We have been delighted to work with our People Pathway (PW5) partners OC&C Strategy on research ‘Moving Consumers to Sustainable Choices’.
Over 2000 consumer interviews and insights from BRC members have contributed to the research which highlights that the actions that consumers perceive to make the most carbon reduction are not always those that deliver greatest impact.
Key findings:
- 70% of consumers openly admit they don’t really understand the contributors to their carbon footprint.
- Consumers are also not aware of the relative impact that different remedial actions would have on their carbon footprint – overestimating the benefits of everyday actions such as re-using plastic bags, and materially underestimating the impact of the more powerful actions, most notably making dietary changes.

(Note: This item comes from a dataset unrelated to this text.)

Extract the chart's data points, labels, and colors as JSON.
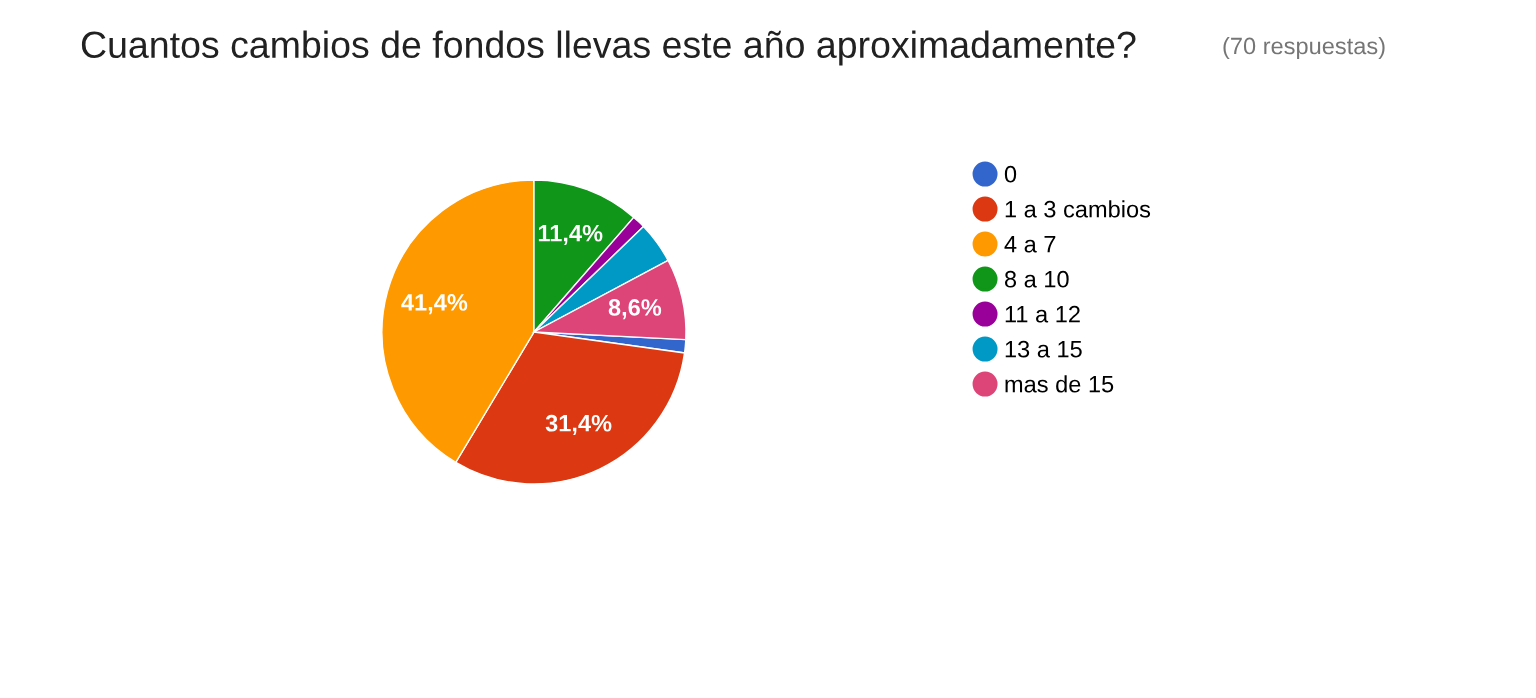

- Low willingness to change behaviour in the areas that will have the greatest impact (dietary changes within grocery and recycle, repair and resale for non-grocery).
Research found that reducing consumption of animal products – including meat, eggs and dairy – on a regular basis, could lower each individual’s carbon emissions by around 1.6 tonnes per year, 13% of an individual’s total annual emissions. Reducing overall meat consumption would reduce annual emissions by 0.9 tonnes per person (7% total), and cutting just red meat would reduce emissions by 0.5 tonnes (4% of total). The average carbon footprint of UK citizens is 12.7 tonnes of CO2 per year.
Other effective actions were recycling at home (0.7 tonnes), reducing volumes of groceries (0.3 tonnes) and reducing volumes of groceries (0.3 tonnes).
However, there was a mismatch between the most popular and most effective actions. While 59% of consumers said they often chose products with less packaging, only 28% were reducing their consumption of animal products, despite this having an eightfold larger effect.
Moving consumers to the choices we need them to make
Industry collectively needs to decide on its priority actions to influence consumers to make better environmental choices
- Education will be key for helping consumers understand how their purchasing behaviour can move the dial
- The industry must look to find “win win win” solutions that save consumers money, benefit the environment, and work for retailers
- Stronger actions may be required if we cannot move consumers towards the industry ambition on reducing emissions
BRC will continue to work with the People Pathway on how to incorporate these findings into future work.